Avec l’inversion de la pyramide des âges et l’arrivée de la « génération Y », les organisations se sont lancées dans de vastes transformations, faisant preuve de créativité et de fantaisie à toute épreuve, pour se rendre attractives auprès des jeunes talents.
Au diable la hiérarchie, avec son leader froid mais respecté (trop souvent un homme en costume et cravate) et ses bureaux fermés avec plaquette de signalisation indiquant nom et titre du bienheureux occupant.

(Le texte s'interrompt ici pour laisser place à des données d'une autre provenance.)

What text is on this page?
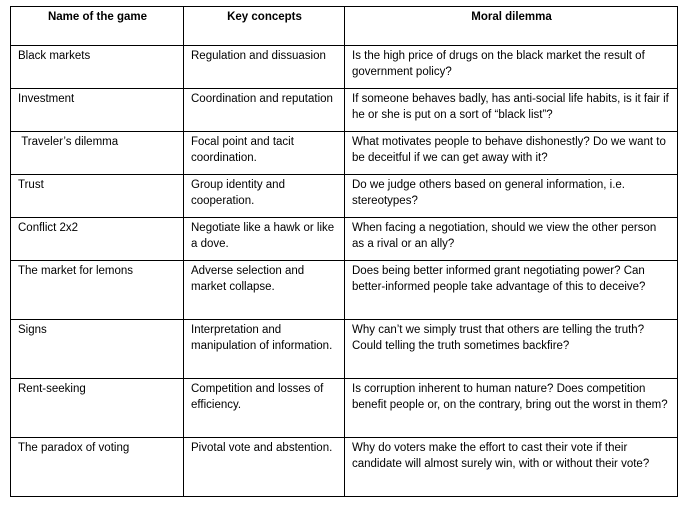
Name of the game	Key concepts	Moral dilemma
Black markets	Regulation and dissuasion	Is the high price of drugs on the black market the result of government policy?
Investment	Coordination and reputation	If someone behaves badly, has anti-social life habits, is it fair if he or she is put on a sort of “black list”?
Traveler’s dilemma	Focal point and tacit coordination.	What motivates people to behave dishonestly? Do we want to be deceitful if we can get away with it?
Trust	Group identity and cooperation.	Do we judge others based on general information, i.e. stereotypes?
Conflict 2x2	Negotiate like a hawk or like a dove.	When facing a negotiation, should we view the other person as a rival or an ally?
The market for lemons	Adverse selection and market collapse.	Does being better informed grant negotiating power? Can better-informed people take advantage of this to deceive?
Signs	Interpretation and manipulation of information.	Why can’t we simply trust that others are telling the truth? Could telling the truth sometimes backfire?
Rent-seeking	Competition and losses of efficiency.	Is corruption inherent to human nature? Does competition benefit people or, on the contrary, bring out the worst in them?
The paradox of voting	Pivotal vote and abstention.	Why do voters make the effort to cast their vote if their candidate will almost surely win, with or without their vote?
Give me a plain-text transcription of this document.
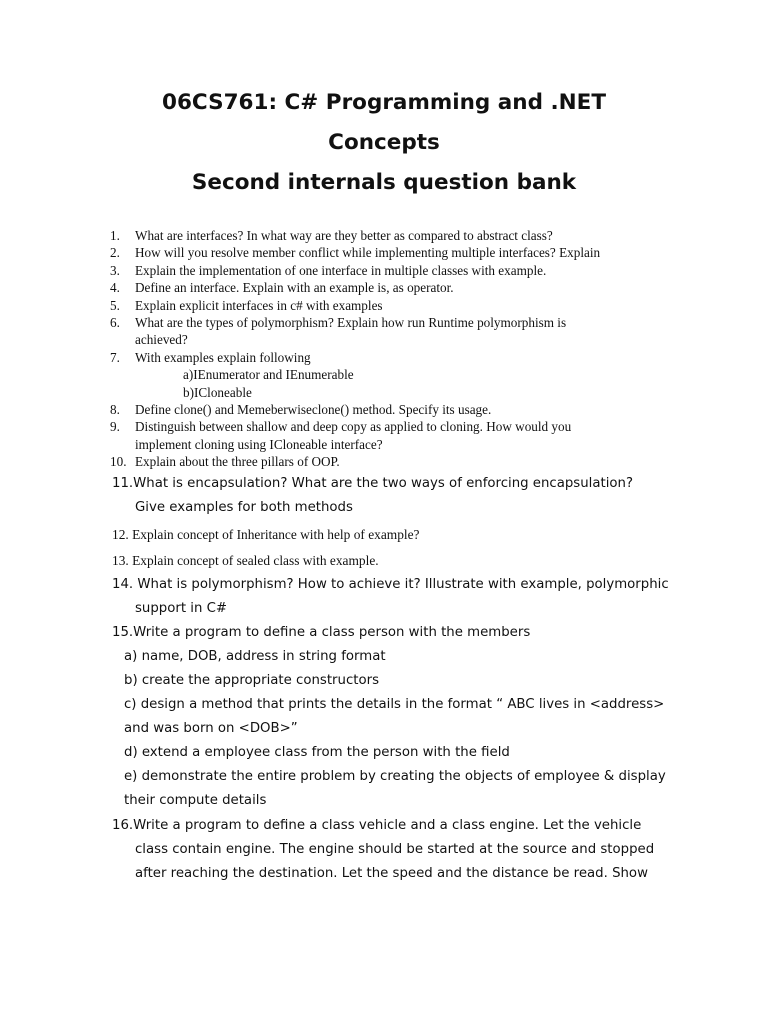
06CS761: C# Programming and .NET
Concepts
Second internals question bank
1. What are interfaces? In what way are they better as compared to abstract class?
2. How will you resolve member conflict while implementing multiple interfaces? Explain
3. Explain the implementation of one interface in multiple classes with example.
4. Define an interface. Explain with an example is, as operator.
5. Explain explicit interfaces in c# with examples
6. What are the types of polymorphism? Explain how run Runtime polymorphism is
achieved?
7. With examples explain following
a)IEnumerator and IEnumerable
b)ICloneable
8. Define clone() and Memeberwiseclone() method. Specify its usage.
9. Distinguish between shallow and deep copy as applied to cloning. How would you
implement cloning using ICloneable interface?
10. Explain about the three pillars of OOP.
11.What is encapsulation? What are the two ways of enforcing encapsulation?
Give examples for both methods
12. Explain concept of Inheritance with help of example?
13. Explain concept of sealed class with example.
14. What is polymorphism? How to achieve it? Illustrate with example, polymorphic
support in C#
15.Write a program to define a class person with the members
a) name, DOB, address in string format
b) create the appropriate constructors
c) design a method that prints the details in the format “ ABC lives in <address>
and was born on <DOB>”
d) extend a employee class from the person with the field
e) demonstrate the entire problem by creating the objects of employee & display
their compute details
16.Write a program to define a class vehicle and a class engine. Let the vehicle
class contain engine. The engine should be started at the source and stopped
after reaching the destination. Let the speed and the distance be read. Show
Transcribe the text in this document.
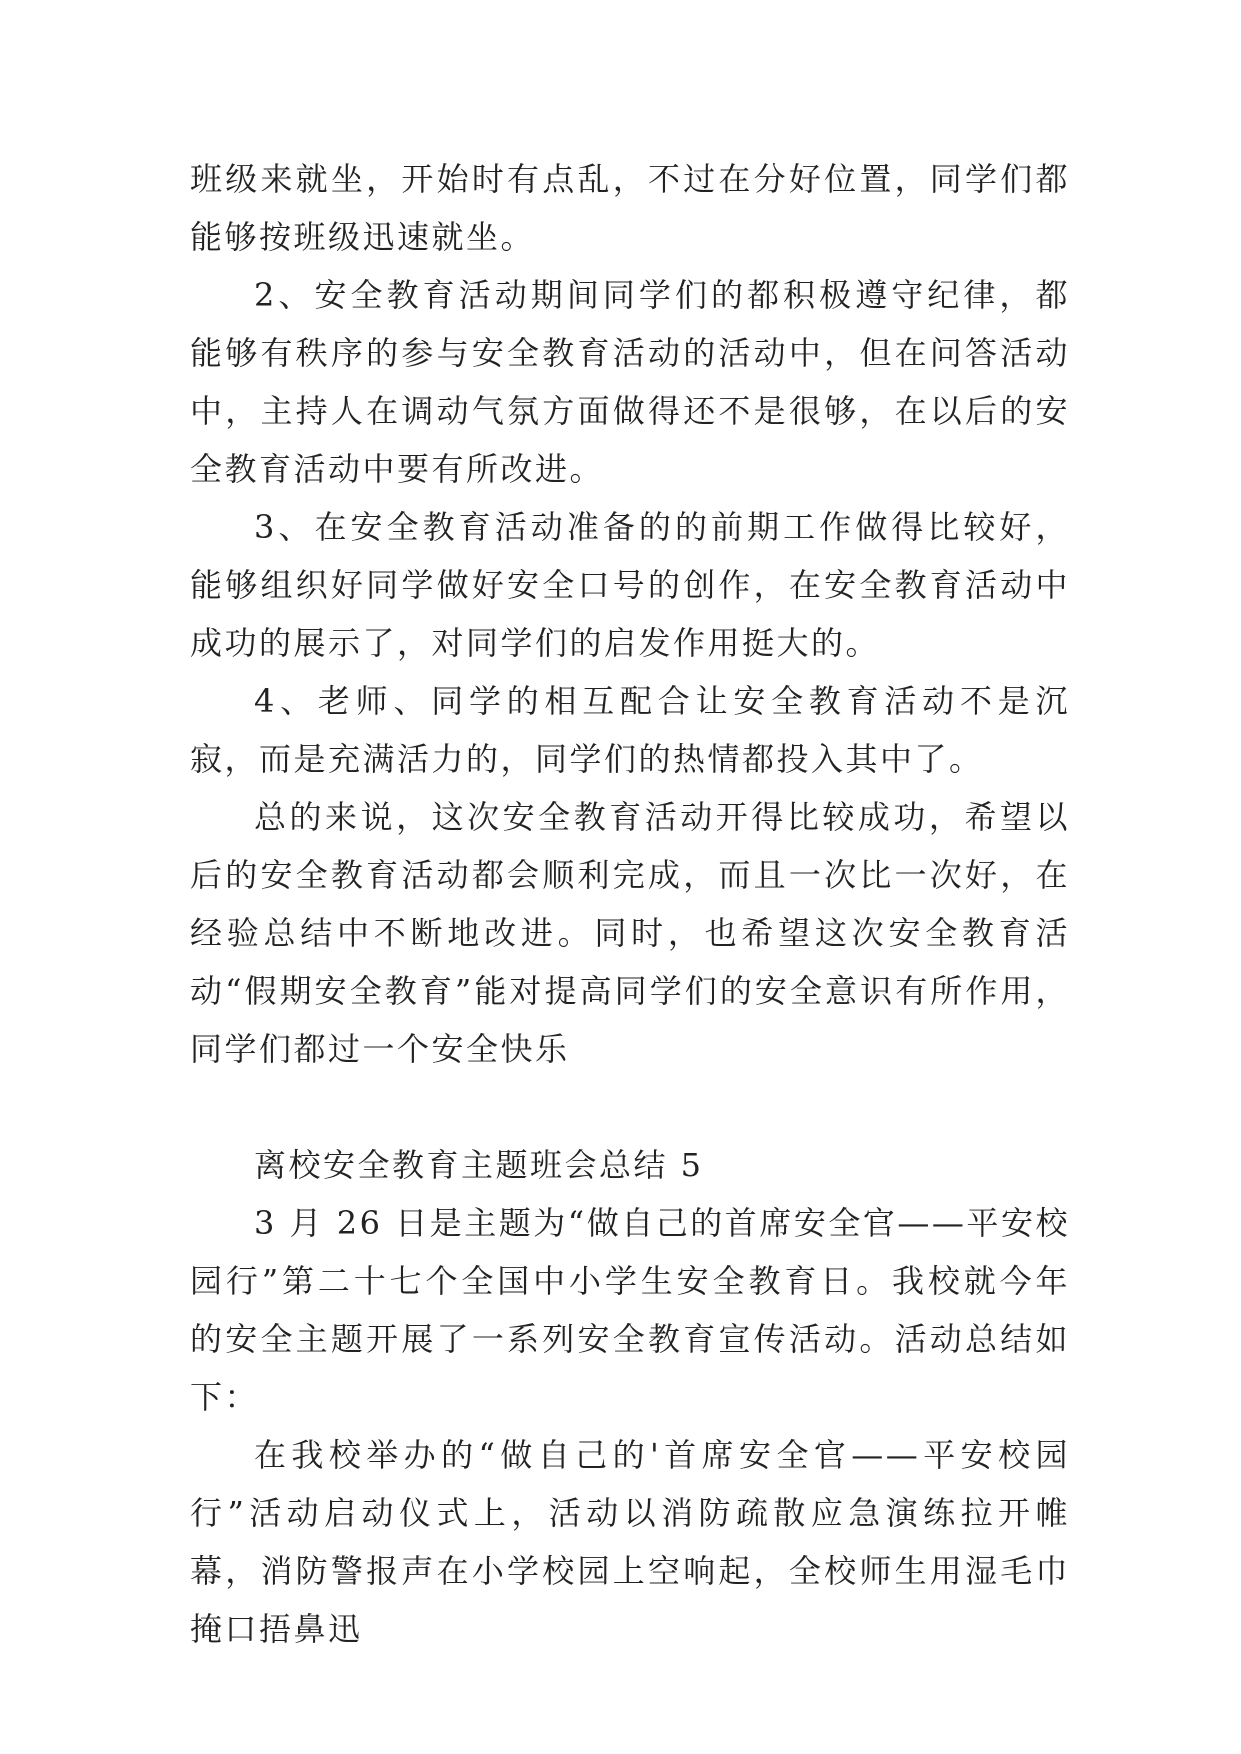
班级来就坐，开始时有点乱，不过在分好位置，同学们都能够按班级迅速就坐。

2、安全教育活动期间同学们的都积极遵守纪律，都能够有秩序的参与安全教育活动的活动中，但在问答活动中，主持人在调动气氛方面做得还不是很够，在以后的安全教育活动中要有所改进。

3、在安全教育活动准备的的前期工作做得比较好，能够组织好同学做好安全口号的创作，在安全教育活动中成功的展示了，对同学们的启发作用挺大的。

4、老师、同学的相互配合让安全教育活动不是沉寂，而是充满活力的，同学们的热情都投入其中了。

总的来说，这次安全教育活动开得比较成功，希望以后的安全教育活动都会顺利完成，而且一次比一次好，在经验总结中不断地改进。同时，也希望这次安全教育活动“假期安全教育”能对提高同学们的安全意识有所作用，同学们都过一个安全快乐

离校安全教育主题班会总结 5

3 月 26 日是主题为“做自己的首席安全官——平安校园行”第二十七个全国中小学生安全教育日。我校就今年的安全主题开展了一系列安全教育宣传活动。活动总结如下：

在我校举办的“做自己的'首席安全官——平安校园行”活动启动仪式上，活动以消防疏散应急演练拉开帷幕，消防警报声在小学校园上空响起，全校师生用湿毛巾掩口捂鼻迅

Place désormais au baby-foot dans les cafétérias, aux canapés et hamacs pour la sieste, aux distributeurs de Chupa Chups, aux bermudas et t-shirts qui remplacent l’austère costume, et aux systèmes d’organisation fondés sur la mise en œuvre formalisée de l’intelligence collective.
Nous assistons, à notre avis, à un processus d’infantilisation des collaborateurs afin de rendre l’expérience du travail ludique.
Notre travail dans le recrutement nous permet de rendre visite à des centaines d’entreprises chaque année. Croyez-le ou non, nous n’avons jamais vu des collaborateurs dormir pendant les heures de travail ou participer à des tournois de baby-foot à 10 heures du matin. Nous n’avons pas non plus découvert des sociétés dans lesquelles la direction n’est pas incarnée par une personne, bien que les équipes se gèrent elles-mêmes grâce à un système de prise de décision répartie dans l’organisation.
Toutes ces mesures ressemblent trop souvent à un marketing employeur peu abouti. La véritable joie est toujours celle qui naît d’une création, d’un travail dans lequel nous pouvons trouver du sens, dans lequel nous pouvons mettre à profit nos idées et nos initiatives dans un cadre où règnent autonomie, sérénité et bienveillance. A contrario, le malheur réside dans l’incapacité à éprouver ce sentiment d’accomplir et de façonner quelque chose. Depuis le Taylorisme, nous savons que le manque de sens, c’est-à-dire l’impossibilité de voir comment son travail peut transformer le monde, provoque des frustrations et des maladies professionnelles chez l’être humain.
Le leader ne doit pas disparaître, mais se transformer en donnant un cadre, une vision, et non pas des instructions précises qui limitent l’épanouissement de ses subordonnés. L’holacratie ne remplacera pas le besoin de leadership dans les organisations.
Nous ne pensons pas que les jouets au travail et l’infantilisation soient des solutions à long terme. Ce qui fonctionne véritablement pour la motivation des collaborateurs sont le respect, l’indépendance, la flexibilité dans l’organisation du temps, la confiance, la gratitude, la responsabilisation, l’écoute active, un leadership clair et une vision à long terme engageante.
Rien de nouveau sous le soleil. Tout le reste est un bruit de fond.